Jack Briant Reporter

Sunday, March 5, 2017

Paulette Goddard


Born Marion Levy in Whitestone Landing, Queens on June 3, 1910 she became a child model at the tender age of 13. Her initial claim to fame came from The Ziegfeld Follies as the girl on the crescent moon she married quite young to wealthy man Edgar James at 16 they separated after just 2 years and they divorced in 1932. It was here she changed to her stage name Paulette Goddard. Paulette would marry 4 times next to Charlie Chaplin in 1936, which may have cost her the role of Scarlett O’Hara in Gone With the Wind (more on that later) and later still to Burgess Meredith and finally to and most satisfyingly to Erich Remarque in 1958 for 12 years until his death in 1970. Paulette had no children although miscarried a child with Burgess Meredith. 

Paulette secured a small role in 1932 in an Eddie Cantor film as a blond Goldwyn girl in The Kid From Spain but Paulette and Goldwyn didn’t get along and so she drifted making a series of uncredited Hal Roach films until 1936. It was in this year she met Charlie Chaplin. They soon became an item in Tinsel Town and married in 1936 and that very same year he cast her opposite him in Modern Times a huge hit and later in The Great Dictator a controversial film parodying Adolph Hitler but her career stalled most likely because of her relationship with Chaplin as exemplified when she lost her role in Gone With the Wind as Scarlett O’Hara. The imperious producer David O.  Selznick felt there was a conflict with Chaplin’s studio and therefore declined Paulette the role.  The reasoning was never quite clear but that’s the official excuse Selznick used after he decided on Vivien Leigh. However it was her role in the distaffed mega hit The Women the following year that secured her a contract with Paramount. The movie was all about men but had none of them in a starring role but directed by one who seemed to know women  the legendary George Cukor. Later that year she twice starred with Bob Hope first in The Cat and the Canary and then one of my personal favorites that influenced some of the phantasmal movies of today The Ghost Breakers. In 1943 her proudest moment came as she was nominated for a supporting actress Oscar in So Proudly We Hail opposite Claudette Colbert and Veronica Lake and Television’s first Superman George Reeves. 

Cecille B. DeMille cast her in several blockbusters Northwest Mounted Police in 1940, Reap the Wild Wind, 1942 and The Unconquered in 1947.  Previously she headlined Kitty, 1945 probably her most successful film and then Diary of a Chambermaid in 1946 wherein she starred opposite her then 3rd husband Burgess Meredith. She and Burgess were victims of the Hollywood blacklist and once were mobbed by a crowd screaming “Communists!” on their way to a premiere.  

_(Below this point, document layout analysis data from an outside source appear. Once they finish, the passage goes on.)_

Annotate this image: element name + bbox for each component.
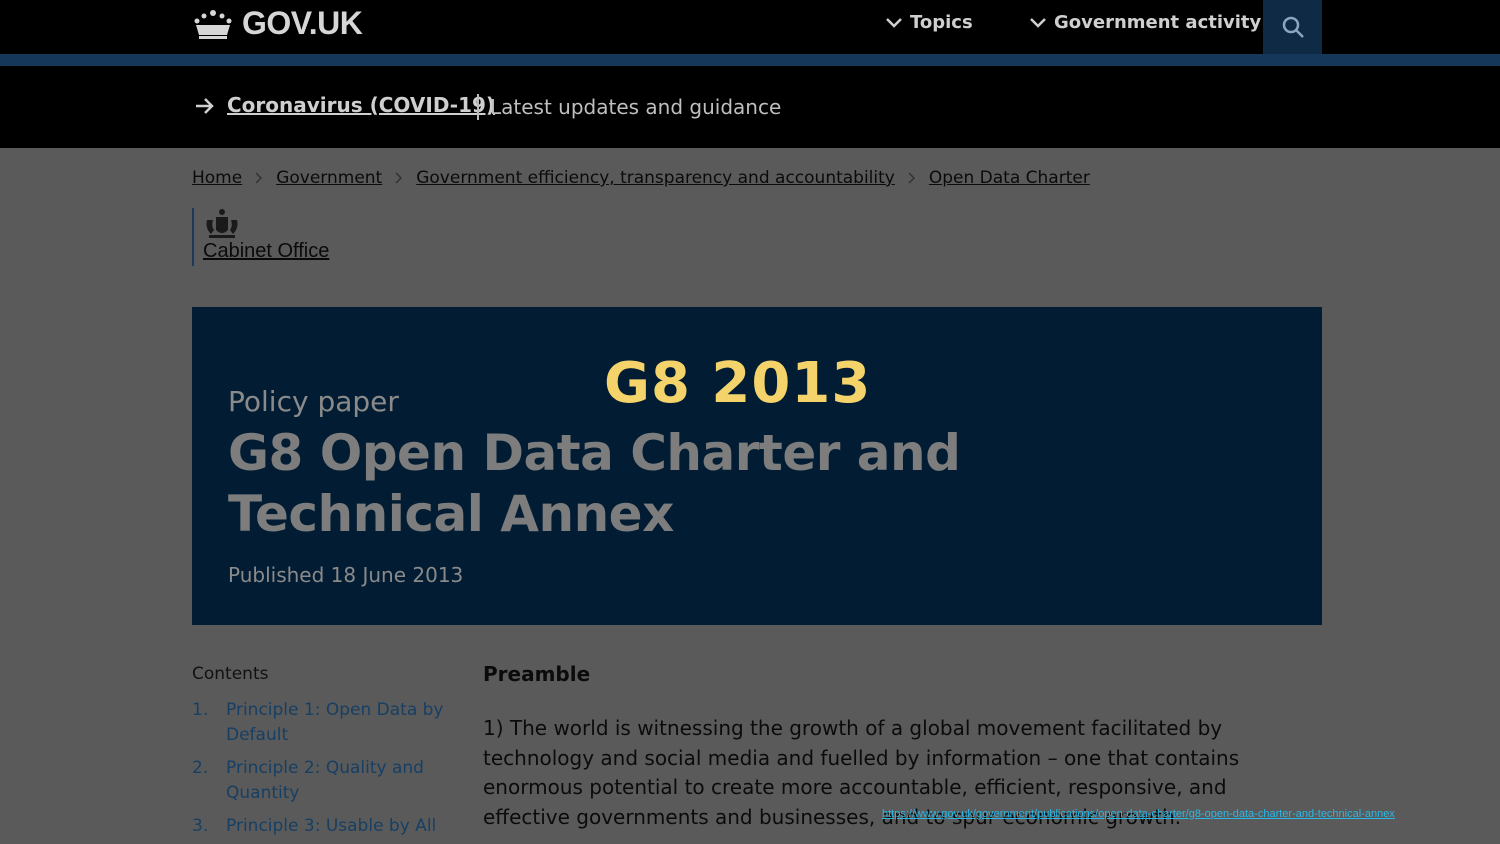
section-heading-preamble: Preamble	[483, 662, 591, 686]
chevron-right-icon	[255, 172, 263, 184]
source-url-link[interactable]: https://www.gov.uk/government/publicatio…	[882, 808, 1395, 820]
organisation-name: Cabinet Office	[203, 240, 330, 262]
govuk-logo[interactable]: GOV.UK	[192, 5, 363, 42]
covid-divider	[477, 94, 479, 120]
contents-item-label: Principle 2: Quality and Quantity	[226, 758, 424, 803]
crown-icon	[194, 9, 232, 39]
nav-topics[interactable]: Topics	[886, 12, 973, 33]
contents-item[interactable]: 1. Principle 1: Open Data by Default	[192, 698, 452, 748]
covid-link[interactable]: Coronavirus (COVID-19)	[227, 93, 495, 117]
contents-item-number: 2.	[192, 758, 209, 778]
breadcrumb: Home Government Government efficiency, t…	[192, 168, 1090, 188]
covid-text: Latest updates and guidance	[490, 95, 782, 119]
breadcrumb-open-data-charter[interactable]: Open Data Charter	[929, 168, 1090, 188]
nav-government-activity-label: Government activity	[1054, 12, 1262, 33]
contents-heading: Contents	[192, 664, 269, 684]
breadcrumb-efficiency[interactable]: Government efficiency, transparency and …	[416, 168, 895, 188]
published-date: Published 18 June 2013	[228, 563, 464, 587]
chevron-right-icon	[395, 172, 403, 184]
document-header: G8 2013 Policy paper G8 Open Data Charte…	[192, 307, 1322, 625]
royal-coat-of-arms-icon	[206, 209, 238, 238]
search-icon	[1282, 16, 1304, 38]
nav-government-activity[interactable]: Government activity	[1030, 12, 1261, 33]
page-title: G8 Open Data Charter and Technical Annex	[228, 424, 961, 543]
overlay-title: G8 2013	[604, 351, 872, 416]
contents-item-label: Principle 1: Open Data by Default	[226, 700, 444, 745]
contents-item[interactable]: 2. Principle 2: Quality and Quantity	[192, 756, 452, 806]
arrow-right-icon	[196, 98, 214, 114]
chevron-right-icon	[908, 172, 915, 184]
search-button[interactable]	[1263, 0, 1322, 54]
header-blue-bar	[0, 54, 1500, 66]
chevron-down-icon	[886, 17, 902, 28]
site-header: GOV.UK Topics Government activity	[0, 0, 1500, 54]
covid-banner: Coronavirus (COVID-19) Latest updates an…	[0, 66, 1500, 148]
nav-topics-label: Topics	[910, 12, 973, 33]
logo-text: GOV.UK	[242, 5, 363, 41]
document-type: Policy paper	[228, 385, 399, 418]
contents-item-number: 1.	[192, 700, 209, 720]
breadcrumb-home[interactable]: Home	[192, 168, 242, 188]
contents-list: 1. Principle 1: Open Data by Default 2. …	[192, 698, 452, 844]
contents-item-number: 3.	[192, 816, 209, 836]
contents-item[interactable]: 3. Principle 3: Usable by All	[192, 814, 452, 839]
chevron-down-icon	[1030, 17, 1046, 28]
breadcrumb-government[interactable]: Government	[276, 168, 382, 188]
organisation-logo[interactable]: Cabinet Office	[192, 208, 329, 266]
contents-item-label: Principle 3: Usable by All	[226, 816, 437, 836]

In 1947 she made An Ideal Husband for Alexander Korda and in 1949 formed a production company with John Steinbeck called Monterey Pictures. Her last starring roles came in A Stranger Came Home retitled in the States as The Unholy Four and The Charge of the Lancers in 1954. She did some summer stock on television and reprised The Women albeit in a different role. When she retired from acting Paulette moved to Switzerland with her 4th husband in 1964. One comeback film came in an Italian effort that year, Time of Indifference with Claudia Cardinale and finally on television in 1972 The Snoop Sisters about mystery sleuths opposite Mildred Natwick and Helen Hayes. Paulette’s education never went beyond High School but she bequeathed a sizable donation of 20 million to New York University and a freshman residence is named Goddard Hall in her honor.  Paulette went through massive treatment for breast cancer in 1975 which was seemingly successful and it wasn’t until 1990 at age 79 that she succumbed to heart failure and was buried alongside her mother and 4th husband Remarque in Ronco cemetery in Switzerland.